PPC #Mobilegeddon Is Coming
Millions of webmasters the world over woke up in a panic this morning in anticipation of so-called “Mobilegeddon,” Google’s latest algorithmic update that will prioritize mobile-friendly sites in the SERPs. It’s too soon to say how much of an impact the update has had, but amid the chaos, one question remains unanswered – how long will it be before the same thing happens to paid results?
Make no mistake, friends. PPC’s very own Mobilegeddon is coming.
Mobile Optimization: The Next PPC Metric?
Google hasn’t been shy about its intentions to push everyone toward a more mobile-friendly Web, but the latest update isn’t just about an algorithm update; it’s a declaration of a bold new philosophy that rewards form factor over accuracy. Yes, Google has reassured us that quality content and relevance will still be important ranking factors, but as we’ve already seen, some sites have suffered immediate reductions in traffic simply because their sites aren’t optimized for mobile. Rankings really matter here, since mobile SERPs tend to be winner take all.
By prioritizing mobile-friendly sites over their desktop-friendly counterparts, Google is effectively telling us that content is now secondary. Who cares if there are better, more accurate results out there? These results look better on your phone, so these are the ones we’re going to show you first. Will this result in a better user experience? Maybe. Will it result in a bigger potential share of the rapidly growing mobile advertising market for Google? Absolutely, unequivocally yes.
The question isn’t why would Google apply the same philosophy to ads, but why wouldn’t it?
Testing an algorithmic transition of this magnitude on organic results first makes a lot of sense. After all, with $50 billion riding on its advertising business, Google probably doesn’t want to slap its advertisers around as hard – at least for now. They’re paying guests, after all, not lucky winners who’ve risen to the top for free, right?
However, we’re already seeing the first stages of the coming paid search Mobilegeddon, with sightings of “mobile-friendly” tags alongside PPC ads, as The SEM Post reported this morning.
Image via Search Engine Land
As you can see, the “mobile-friendly” tag is appearing alongside the top two organic search results, but it’s also being displayed next to an ad.
Before long, I predict that Google will start giving more weight to mobile optimization as part of its Ad Rank formula.
How the Google Mobile Update Will Shape Ad Rank
We already know that the Ad Rank formula has been tweaked to prioritize ads that make better use of Google’s features. Remember when Google started awarding “bonus points” for the use of ad extensions? It didn’t take long before these “bonus points” found their way into the Ad Rank formula.
Ad Rank used to be calculated as bid multiplied by Quality Score, or (bid * QS = Ad Rank). It then became bid multiplied by Quality Score, plus the bonus points from ad extensions, or (bid * QS + ad extension bonus points = Ad Rank). Now, it seems as though Google is about to start throwing mobile-friendliness into the equation.
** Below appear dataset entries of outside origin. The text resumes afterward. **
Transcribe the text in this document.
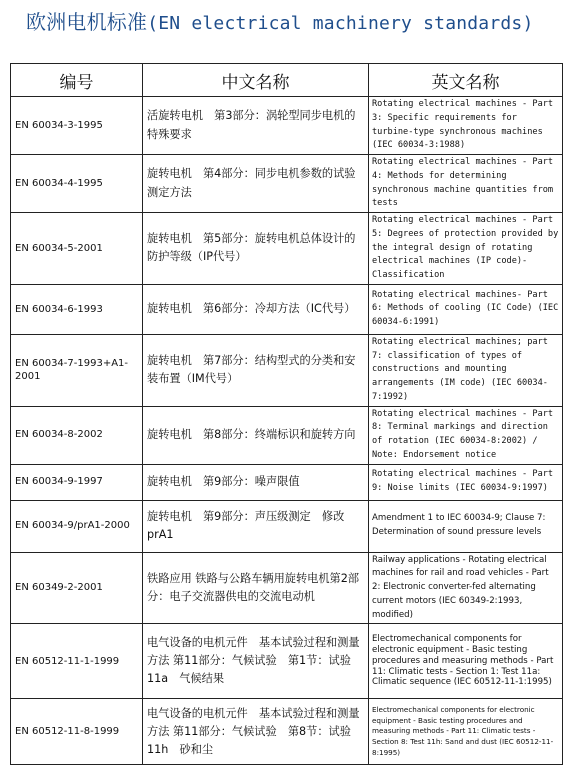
欧洲电机标准(EN electrical machinery standards)
编号	中文名称	英文名称
EN 60034-3-1995	活旋转电机　第3部分：涡轮型同步电机的特殊要求	Rotating electrical machines - Part 3: Specific requirements for turbine-type synchronous machines (IEC 60034-3:1988)
EN 60034-4-1995	旋转电机　第4部分：同步电机参数的试验测定方法	Rotating electrical machines - Part 4: Methods for determining synchronous machine quantities from tests
EN 60034-5-2001	旋转电机　第5部分：旋转电机总体设计的防护等级（IP代号）	Rotating electrical machines - Part 5: Degrees of protection provided by the integral design of rotating electrical machines (IP code)- Classification
EN 60034-6-1993	旋转电机　第6部分：冷却方法（IC代号）	Rotating electrical machines- Part 6: Methods of cooling (IC Code) (IEC 60034-6:1991)
EN 60034-7-1993+A1-2001	旋转电机　第7部分：结构型式的分类和安装布置（IM代号）	Rotating electrical machines; part 7: classification of types of constructions and mounting arrangements (IM code) (IEC 60034-7:1992)
EN 60034-8-2002	旋转电机　第8部分：终端标识和旋转方向	Rotating electrical machines - Part 8: Terminal markings and direction of rotation (IEC 60034-8:2002) / Note: Endorsement notice
EN 60034-9-1997	旋转电机　第9部分：噪声限值	Rotating electrical machines - Part 9: Noise limits (IEC 60034-9:1997)
EN 60034-9/prA1-2000	旋转电机　第9部分：声压级测定　修改prA1	Amendment 1 to IEC 60034-9; Clause 7: Determination of sound pressure levels
EN 60349-2-2001	铁路应用 铁路与公路车辆用旋转电机第2部分：电子交流器供电的交流电动机	Railway applications - Rotating electrical machines for rail and road vehicles - Part 2: Electronic converter-fed alternating current motors (IEC 60349-2:1993, modified)
EN 60512-11-1-1999	电气设备的电机元件　基本试验过程和测量方法 第11部分：气候试验　第1节：试验11a　气候结果	Electromechanical components for electronic equipment - Basic testing procedures and measuring methods - Part 11: Climatic tests - Section 1: Test 11a: Climatic sequence (IEC 60512-11-1:1995)
EN 60512-11-8-1999	电气设备的电机元件　基本试验过程和测量方法 第11部分：气候试验　第8节：试验11h　砂和尘	Electromechanical components for electronic equipment - Basic testing procedures and measuring methods - Part 11: Climatic tests - Section 8: Test 11h: Sand and dust (IEC 60512-11-8:1995)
Obviously Google is reluctant to specify exactly how Quality Score is calculated. However, Google has admitted in the past that how an ad displays across several types of device is at least one factor it takes into consideration when calculating Quality Score. It’s hardly inconceivable that the weight given to an ad’s mobile-friendliness could be amplified in the future, given Google’s forceful push toward a much more mobile Web.
Brace Yourselves: PPC #Moblegeddon is Coming!
Although webmasters may still be determining the extent of the damage their sites suffered in today’s Google mobile update, it’s time we started preparing for the next onslaught. To me, there is no doubt whatsoever that Google will apply this same philosophy to its paid results – the only question is when.
This doesn’t necessarily have to be the apocalyptic event many believed today’s Mobilegeddon update would be. After all, you don’t have to overhaul an entire site to ensure that ads are deemed mobile-friendly, since this has to be determined by the accompanying landing pages.
It should, however, serve as a warning. Several sites have already reported significant drops in traffic as a result of today’s update, and the storm could be even more severe for advertisers who fail to take appropriate action.